Most of these facts are easily verified at the Bureau of Labor Statistics Web site, bls.gov. But in the mid-’90s, as today, those who claimed U.S. jobs losses were due to trade deficits never bothered to look at facts. Instead they assumed trade deficits meant lost jobs. So they likewise assumed that trade surpluses in Japan and Germany have meant those countries were gaining the jobs we lost. At last count, Germany still had a huge trade surplus — $153 billion over the past year — and an unemployment rate of 10.3 percent.
Trade was balanced in the United States in 1981 and 1991. Economies in recession don’t need to import much oil, copper, bauxite, high-tech components, etc. The trade deficit increased after those recessions ended. But it would be absurd to claim (as some really do) that such increases in the trade deficit meant we would have had more jobs by staying in recession forever.
Despite the evident nonsense of equating trade deficits with job loss, and surpluses with job gains, that assumption is nonetheless still used by the AFL-CIO and Progressive Policy Institute to estimate or “impute” job losses to trade deficits.
It follows Japan and Germany must still be gaining all those jobs we are supposedly exporting. But nobody is foolish enough to try repeating that claim again. So those afflicted with chronic trade phobia have recycled their faded stories by simply replacing the words “Japan and Germany” with “China and India.”
Mr. Fingleton’s latest effort is an article called “Trading Down” in the American Prospect. Citing fellow curmudgeons Lester Thurow, Pat Choate and Lou Dobbs, Mr. Fingleton predicts “a devaluation from hell… a truly devastating devaluation.” Given the author’s forecasting record, the dollar naturally started moving up on this non-news.
Such efforts to rewrite the old “Japan will overtake us” melodrama lose a lot in translation. Unlike Japan, India has a chronic trade deficit in merchandise, averaging about 3 percent of GDP, so India has to export services to pay for rapidly increasing imports of food and machinery.
Diehard “twin deficits” zealots have even more explaining to do. India’s budget deficit has ranged from 9 percent to 10 percent of GDP for a number of years, but that doesn’t seem to have slowed the economy a bit.
China still has a small trade surplus, but the notion China has been stealing our manufacturing jobs faces a bigger problem.

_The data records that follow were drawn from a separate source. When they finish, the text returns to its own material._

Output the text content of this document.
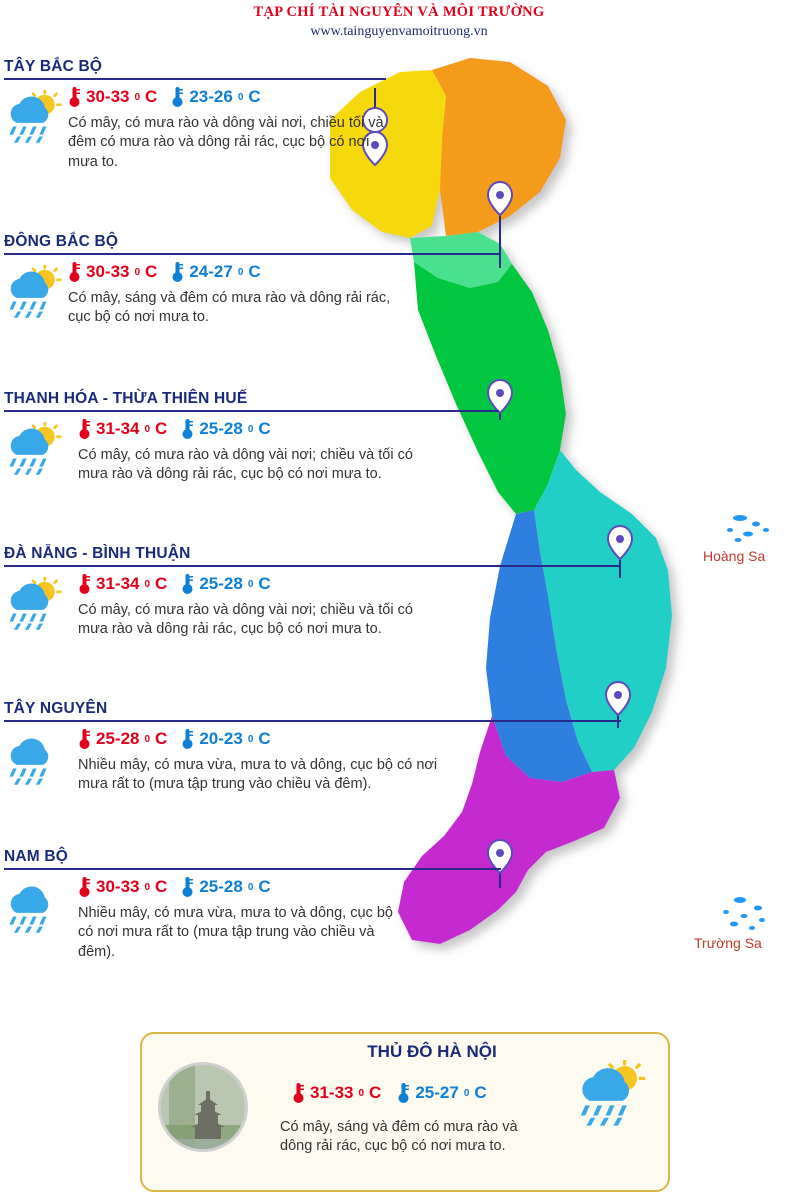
TẠP CHÍ TÀI NGUYÊN VÀ MÔI TRƯỜNG
www.tainguyenvamoitruong.vn
Hoàng Sa
Trường Sa
TÂY BẮC BỘ
30-33 0 C 23-26 0 C
Có mây, có mưa rào và dông vài nơi, chiều tối và đêm có mưa rào và dông rải rác, cục bộ có nơi mưa to.
ĐÔNG BẮC BỘ
30-33 0 C 24-27 0 C
Có mây, sáng và đêm có mưa rào và dông rải rác, cục bộ có nơi mưa to.
THANH HÓA - THỪA THIÊN HUẾ
31-34 0 C 25-28 0 C
Có mây, có mưa rào và dông vài nơi; chiều và tối có mưa rào và dông rải rác, cục bộ có nơi mưa to.
ĐÀ NẴNG - BÌNH THUẬN
31-34 0 C 25-28 0 C
Có mây, có mưa rào và dông vài nơi; chiều và tối có mưa rào và dông rải rác, cục bộ có nơi mưa to.
TÂY NGUYÊN
25-28 0 C 20-23 0 C
Nhiều mây, có mưa vừa, mưa to và dông, cục bộ có nơi mưa rất to (mưa tập trung vào chiều và đêm).
NAM BỘ
30-33 0 C 25-28 0 C
Nhiều mây, có mưa vừa, mưa to và dông, cục bộ có nơi mưa rất to (mưa tập trung vào chiều và đêm).
THỦ ĐÔ HÀ NỘI
31-33 0 C 25-27 0 C
Có mây, sáng và đêm có mưa rào và dông rải rác, cục bộ có nơi mưa to.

According to the Asian Development Bank (adb.org), China’s industrial employment fell from 109.9 million in 1995 to 83.1 million in 2002 — a drop of 24 percent.

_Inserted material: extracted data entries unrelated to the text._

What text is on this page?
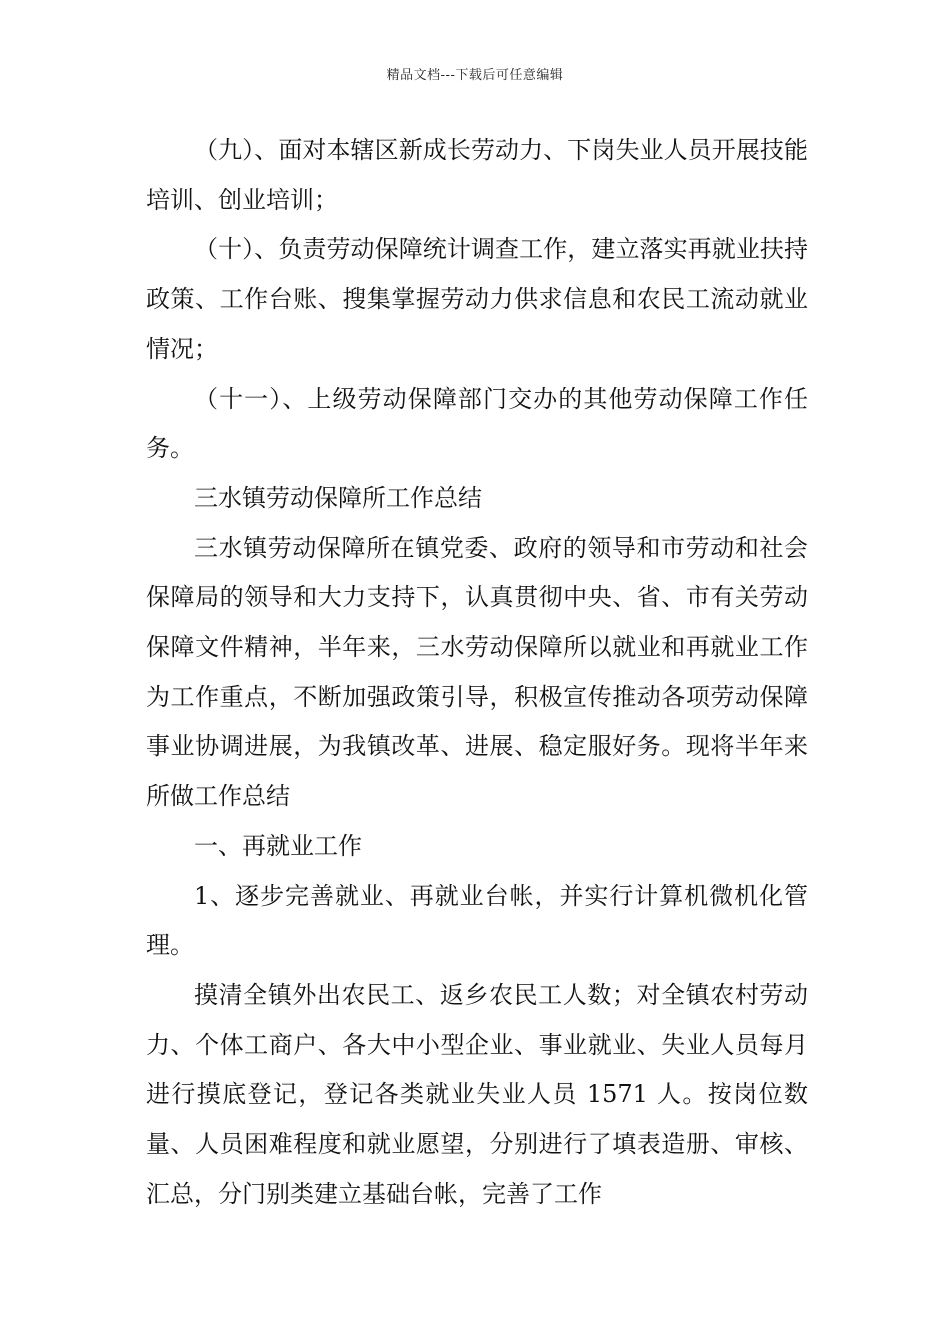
精品文档---下载后可任意编辑

（九）、面对本辖区新成长劳动力、下岗失业人员开展技能培训、创业培训；

（十）、负责劳动保障统计调查工作，建立落实再就业扶持政策、工作台账、搜集掌握劳动力供求信息和农民工流动就业情况；

（十一）、上级劳动保障部门交办的其他劳动保障工作任务。

三水镇劳动保障所工作总结

三水镇劳动保障所在镇党委、政府的领导和市劳动和社会保障局的领导和大力支持下，认真贯彻中央、省、市有关劳动保障文件精神，半年来，三水劳动保障所以就业和再就业工作为工作重点，不断加强政策引导，积极宣传推动各项劳动保障事业协调进展，为我镇改革、进展、稳定服好务。现将半年来所做工作总结

一、再就业工作

1、逐步完善就业、再就业台帐，并实行计算机微机化管理。

摸清全镇外出农民工、返乡农民工人数；对全镇农村劳动力、个体工商户、各大中小型企业、事业就业、失业人员每月进行摸底登记，登记各类就业失业人员 1571 人。按岗位数量、人员困难程度和就业愿望，分别进行了填表造册、审核、汇总，分门别类建立基础台帐，完善了工作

Anyone who wonders where U.S. manufacturing jobs have gone need not bother looking for those jobs in China, Japan, Hong Kong or South Korea. All those countries suffered much larger percentage declines in manufacturing jobs than the United States has. Politically inconvenient, perhaps, but true.
Nobody denies many manufacturing industries went through rough times from July 2000 to June 2003. Yet super-economist Brian Wesbury at gkst.com notes the manufacturing component of the U.S. industrial production index rose at an impressive 7.1 percent annual rate over the past six months.
Six months is not enough time for that big turnaround to have had much affected employment, but it will. People who keep reminding us that many measures of employment are not yet entirely back to the previous peak — which took nine years to reach — make a lot of noise without saying anything.
Whenever overly excited journalists, politicians and pseudo-economists start telling you the United States should worry more about economic strength in China and India than about economic weakness in Europe, Mexico and Canada, remember to check what they said about Japan and Germany overtaking the U.S. economy a mere decade ago.